Fora os caracteres mandarins, hieróglifos egípcios também são ideográficos. O egípcio antigo, por sua vez, não é um ideograma puro, pois certos símbolos eram usados como consoantes para escrever nomes próprios. Isto se desenvolveria em uma mistura entre “desenhos” e consoantes (logo-consonantário), tornando-se, assim, abjad e, em seguida, alfabeto. Em função deste processo evolutivo, os ideogramas são a origem de virtualmente toda escrita usada no mundo hoje.

Um exemplo moderno é os emojis, compreendidos por falantes de todos os idiomas que estejam habituados a seu uso. Por representarem ideias, o ideograma de um coração, por um brasileiro, pode ser lido como amor, paixão ou carinho, ou, para outros, como “love”, “amour” etc. Todos entenderiam a mensagem escrita, e isto mesmo sem um falar o idioma do outro, graças ao complexo simplismo da escrita ideográfica. Fenômeno semelhante ocorria entre sumérios, acádios e babilônios: apesar de suas línguas não serem mutuamente inteligíveis, os “desenhos” eram literalmente os mesmos.

Este grupo, mesmo sendo tão básico, acaba sendo o mais difícil de se aprender, o que era um dos vários fatores do altíssimo índice de analfabetismo nos tempos antigos. Não lembrar do desenho exato de um ideograma significa ser incapaz de escrever uma palavra, mesmo sabendo sua pronúncia. Na época do declínio da escrita cuneiforme, os caracteres começavam a ser usados como consoantes.

O uso de ideogramas em forma de abjad se desenvolve a partir da adoção do som da consoante inicial da palavra que o símbolo representa, como o desenho de “casa” como “k” e de “pessoa” como “p”. Deste modo, ao invés de aprendermos um símbolo diferente para “copo”, só precisamos desenhar uma casa e uma pessoa, formando “kp”, cujas vogais serão deduzidas no contexto. O próximo passo lógico seria usar o caractere de “osso” (ou algo que comece com “o”) para representarmos vogais.

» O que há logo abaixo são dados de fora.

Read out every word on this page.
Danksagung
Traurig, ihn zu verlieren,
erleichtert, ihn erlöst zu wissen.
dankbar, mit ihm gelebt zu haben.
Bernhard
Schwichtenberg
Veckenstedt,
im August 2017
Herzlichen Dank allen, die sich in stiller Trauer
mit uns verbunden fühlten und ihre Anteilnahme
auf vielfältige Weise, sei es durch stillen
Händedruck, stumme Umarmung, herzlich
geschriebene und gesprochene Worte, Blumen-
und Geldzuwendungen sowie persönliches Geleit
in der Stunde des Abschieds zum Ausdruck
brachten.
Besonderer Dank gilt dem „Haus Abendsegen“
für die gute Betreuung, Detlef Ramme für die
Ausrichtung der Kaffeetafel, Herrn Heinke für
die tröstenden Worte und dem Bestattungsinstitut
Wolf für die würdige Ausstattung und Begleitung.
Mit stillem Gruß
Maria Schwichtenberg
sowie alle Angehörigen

Apesar de hoje parecer óbvio, o processo de distinção de fonemas levou milhares de anos até culminar no sistema alfabético, sendo o primeiro destes o grego, por volta de 2.900 anos atrás.

No final, memorizar 26 símbolos individuais é objetivamente mais simples que milhares de combinações de ideogramas, formados com mais de uma centena de radicais separados.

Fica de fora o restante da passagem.